平成15年株主総会 第10回 質疑応答の実際 その2

第10回 質疑応答の実際 その2

質問3
○○事業部門は3期連続で大きな赤字を出しているようであるが、この部門を他の企業に譲渡する等すれば、もっと業績は良くなるのではないのか。

 株主からすれば、赤字の事業部門から撤退すれば、その赤字分が利益に転化し、業績改善するのに、なぜそのようにしないのか理解できないのである。

 このような質問の背景には、経営者が経営効率を重視して株主の利益を考える経営をしないで、赤字部門で働く従業員、そこと取引している系列会社等の利害を重視しているからではないかと、経営者の姿勢についての疑問がある。

 したがって、回答に当たっては、経営者は経営効率を重視し、その観点からも現状としては赤字の○○事業部門から撤退しないでいること説明すべきである。

「確かに、○○事業部門は3期連続で赤字です。しかし、この部門は、当社が△△の事業分野の将来性に着目し、そこに参入してしっかりした地位を確立して当社の将来の利益の柱にしようとしている戦略的なものです。この分野の将来性に気づいている企業が多いために、巨額の設備投資・研究開発費を投下している割には、現状は競争が激しいために利益を出すにいたってはいません。それでも、当社のその分野におけるシェアは上昇傾向にあり、あと、2年から3年のうちに黒字化できるものと予想しております。したがいまして、○○事業部門における赤字は将来の大きな黒字を出すための産みの苦しみでありますので、株主様のご理解とご支援をお願いする次第です。」

 将来の黒字を予想できる場合には、上記の回答が可能である。しかし、現状の赤字を短期間で黒字化できるという予測が出来なくとも経営を続ける場合もある。

 経営は将来のさまざまな事柄の予測の上に成り立つ不確定・不透明な活動であるから、株主が心配するのは、赤字の事業部門を続けることは、将来の大きな損失を招きかねないということである。

 したがって、将来の見通しが必ずしも明確でない場合には、赤字の事業部門を継続させるにも、将来の不測の事態に備えていることを明らかにし、株主の不安を拭い去る必要もある。

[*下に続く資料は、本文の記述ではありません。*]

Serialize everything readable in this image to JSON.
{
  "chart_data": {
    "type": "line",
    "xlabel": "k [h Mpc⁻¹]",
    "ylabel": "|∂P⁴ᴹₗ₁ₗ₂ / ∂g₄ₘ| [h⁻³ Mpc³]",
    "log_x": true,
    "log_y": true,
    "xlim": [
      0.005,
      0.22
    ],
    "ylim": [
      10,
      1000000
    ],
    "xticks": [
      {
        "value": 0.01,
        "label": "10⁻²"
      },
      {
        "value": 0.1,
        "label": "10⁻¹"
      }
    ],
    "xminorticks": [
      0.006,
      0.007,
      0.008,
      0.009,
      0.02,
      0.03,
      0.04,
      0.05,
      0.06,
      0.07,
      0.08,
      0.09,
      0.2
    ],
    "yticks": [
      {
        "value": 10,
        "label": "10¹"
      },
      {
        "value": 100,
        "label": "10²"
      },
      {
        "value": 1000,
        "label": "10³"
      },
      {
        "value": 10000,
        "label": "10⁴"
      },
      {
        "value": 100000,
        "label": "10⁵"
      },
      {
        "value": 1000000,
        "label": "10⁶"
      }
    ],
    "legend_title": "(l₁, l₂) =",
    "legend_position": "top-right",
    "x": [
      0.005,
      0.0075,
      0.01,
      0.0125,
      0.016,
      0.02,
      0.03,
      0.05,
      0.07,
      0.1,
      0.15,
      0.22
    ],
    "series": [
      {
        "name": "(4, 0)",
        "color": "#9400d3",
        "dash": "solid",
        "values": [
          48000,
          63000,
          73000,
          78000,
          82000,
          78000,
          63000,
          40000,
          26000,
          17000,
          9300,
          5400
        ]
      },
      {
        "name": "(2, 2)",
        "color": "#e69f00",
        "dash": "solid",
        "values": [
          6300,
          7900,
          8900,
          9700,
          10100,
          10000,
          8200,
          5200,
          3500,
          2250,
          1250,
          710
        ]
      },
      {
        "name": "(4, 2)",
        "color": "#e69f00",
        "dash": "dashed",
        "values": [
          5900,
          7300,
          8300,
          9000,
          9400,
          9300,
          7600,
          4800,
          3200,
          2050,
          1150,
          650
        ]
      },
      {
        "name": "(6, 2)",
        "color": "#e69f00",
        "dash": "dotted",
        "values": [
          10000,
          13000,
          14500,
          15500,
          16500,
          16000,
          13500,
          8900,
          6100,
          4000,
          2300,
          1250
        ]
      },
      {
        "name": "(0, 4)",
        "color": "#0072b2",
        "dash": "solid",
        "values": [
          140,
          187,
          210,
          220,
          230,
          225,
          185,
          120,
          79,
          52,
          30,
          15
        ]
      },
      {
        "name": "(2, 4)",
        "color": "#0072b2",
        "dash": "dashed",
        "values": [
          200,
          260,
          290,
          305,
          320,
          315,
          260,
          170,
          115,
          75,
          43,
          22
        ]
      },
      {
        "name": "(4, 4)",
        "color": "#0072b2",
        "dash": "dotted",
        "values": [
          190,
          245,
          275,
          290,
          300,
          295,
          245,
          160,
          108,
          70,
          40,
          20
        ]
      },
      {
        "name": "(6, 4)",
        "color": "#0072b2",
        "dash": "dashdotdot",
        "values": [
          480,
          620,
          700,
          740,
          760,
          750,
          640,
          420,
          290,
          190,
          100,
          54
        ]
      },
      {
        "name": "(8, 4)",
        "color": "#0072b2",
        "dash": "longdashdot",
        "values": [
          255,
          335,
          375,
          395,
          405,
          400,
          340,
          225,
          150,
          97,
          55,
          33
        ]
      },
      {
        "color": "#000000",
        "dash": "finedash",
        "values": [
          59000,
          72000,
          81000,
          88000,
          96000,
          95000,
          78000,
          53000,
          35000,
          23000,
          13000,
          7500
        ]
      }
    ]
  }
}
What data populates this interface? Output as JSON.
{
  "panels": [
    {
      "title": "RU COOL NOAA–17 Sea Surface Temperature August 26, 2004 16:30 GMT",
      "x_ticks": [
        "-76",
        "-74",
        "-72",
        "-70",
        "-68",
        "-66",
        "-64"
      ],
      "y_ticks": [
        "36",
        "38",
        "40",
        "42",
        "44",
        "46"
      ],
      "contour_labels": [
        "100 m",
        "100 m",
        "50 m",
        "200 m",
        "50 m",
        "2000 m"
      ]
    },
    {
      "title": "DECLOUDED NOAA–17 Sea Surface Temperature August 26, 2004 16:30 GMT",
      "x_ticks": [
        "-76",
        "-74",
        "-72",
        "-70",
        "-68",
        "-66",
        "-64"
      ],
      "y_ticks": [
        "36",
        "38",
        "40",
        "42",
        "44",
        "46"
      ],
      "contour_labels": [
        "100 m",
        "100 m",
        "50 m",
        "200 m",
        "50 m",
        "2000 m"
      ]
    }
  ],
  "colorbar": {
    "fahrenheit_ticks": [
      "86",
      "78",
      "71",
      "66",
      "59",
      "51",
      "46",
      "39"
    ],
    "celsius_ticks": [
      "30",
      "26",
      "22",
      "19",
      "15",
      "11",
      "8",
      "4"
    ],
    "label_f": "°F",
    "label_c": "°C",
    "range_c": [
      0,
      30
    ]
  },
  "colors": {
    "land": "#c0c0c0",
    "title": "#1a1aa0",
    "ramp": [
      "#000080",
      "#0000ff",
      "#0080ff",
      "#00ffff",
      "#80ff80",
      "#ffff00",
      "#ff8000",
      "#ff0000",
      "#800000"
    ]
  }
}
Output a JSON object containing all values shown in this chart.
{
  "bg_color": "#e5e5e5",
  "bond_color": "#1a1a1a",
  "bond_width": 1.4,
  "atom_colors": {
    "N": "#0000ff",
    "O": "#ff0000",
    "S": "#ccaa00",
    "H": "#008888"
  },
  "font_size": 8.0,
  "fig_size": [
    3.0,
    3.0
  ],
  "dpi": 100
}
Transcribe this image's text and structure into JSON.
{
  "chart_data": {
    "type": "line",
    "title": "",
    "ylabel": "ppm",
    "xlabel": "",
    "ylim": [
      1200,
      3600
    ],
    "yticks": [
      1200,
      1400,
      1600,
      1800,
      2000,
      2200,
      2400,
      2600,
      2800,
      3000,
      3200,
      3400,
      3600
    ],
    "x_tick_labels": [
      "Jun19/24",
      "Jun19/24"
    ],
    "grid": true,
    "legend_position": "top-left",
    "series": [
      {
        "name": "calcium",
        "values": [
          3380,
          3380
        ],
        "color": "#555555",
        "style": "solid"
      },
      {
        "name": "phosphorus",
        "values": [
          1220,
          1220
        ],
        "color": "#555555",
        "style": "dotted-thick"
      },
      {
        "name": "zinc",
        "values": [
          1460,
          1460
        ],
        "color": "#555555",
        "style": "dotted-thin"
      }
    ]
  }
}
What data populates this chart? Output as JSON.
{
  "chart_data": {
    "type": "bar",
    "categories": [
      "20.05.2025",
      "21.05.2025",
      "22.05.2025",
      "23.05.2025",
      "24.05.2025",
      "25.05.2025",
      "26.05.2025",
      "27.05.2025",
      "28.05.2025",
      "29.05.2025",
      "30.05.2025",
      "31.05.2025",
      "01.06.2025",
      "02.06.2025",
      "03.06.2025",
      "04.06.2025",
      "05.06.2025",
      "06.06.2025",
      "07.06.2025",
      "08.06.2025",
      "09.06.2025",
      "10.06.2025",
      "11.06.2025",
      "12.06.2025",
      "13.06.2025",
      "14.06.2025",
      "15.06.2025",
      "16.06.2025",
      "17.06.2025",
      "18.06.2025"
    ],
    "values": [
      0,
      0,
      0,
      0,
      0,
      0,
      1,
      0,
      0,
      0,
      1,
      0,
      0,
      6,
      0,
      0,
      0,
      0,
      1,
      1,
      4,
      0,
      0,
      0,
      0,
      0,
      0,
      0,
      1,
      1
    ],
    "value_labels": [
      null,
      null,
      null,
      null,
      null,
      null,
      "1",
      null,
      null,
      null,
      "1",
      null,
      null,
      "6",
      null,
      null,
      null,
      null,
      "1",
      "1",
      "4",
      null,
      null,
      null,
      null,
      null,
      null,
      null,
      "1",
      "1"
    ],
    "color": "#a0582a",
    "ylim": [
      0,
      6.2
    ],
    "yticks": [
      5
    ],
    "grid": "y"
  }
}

「○○事業部門の将来性に関しては、会社の内部においても意見が分かれております。その事業分野の将来性を考えますと、将来に関しての危惧があるからというだけで撤退することは会社の成長性を失いかねません。他方、当社の思惑通りの結果の出ない場合も考える必要がありますから、あと2年間は、この事業部門を存続させて会社の新しい柱を作るべき努力をしますが、2年後に売り上げに対し○%の営業利益率をあげられなかった場合には、○○事業部門を何らかの方法で清算させることにしております。」

質問4
当社の取締役等の経営陣の持っている当社株式は非常に少ない。これでは、当社の経営陣は株主と同じような立場から、株価に関心を持てず、そのため、株価上昇に関して熱心になれないのではないか。

 この質問は、経営陣が株価に真剣な関心をもっているか、その結果、株価上昇に熱心に取り組んでくれるかを心配する株主の本音である。

 最近、大和證券グループや日興コーディアル証券グループで、役員に定期的に株式を購入させたり、退職金代わりにストックオプションを与えるという制度を考案しているのは、上記の株主の本音に対応するためである。

「株主様のご心配はごもっともです。そのため、当社は役員について業績連動型の報酬制度やストック・オプション制度の導入を検討しております。特に、業績連動型の報酬制度に関しては、株価に連動させる方法もありますので、役員が株価を意識する方法としては最適かもしれません。検討を要する事項も多々ございますので、しばらくお時間をいただきたく、ご理解をお願いいたします。」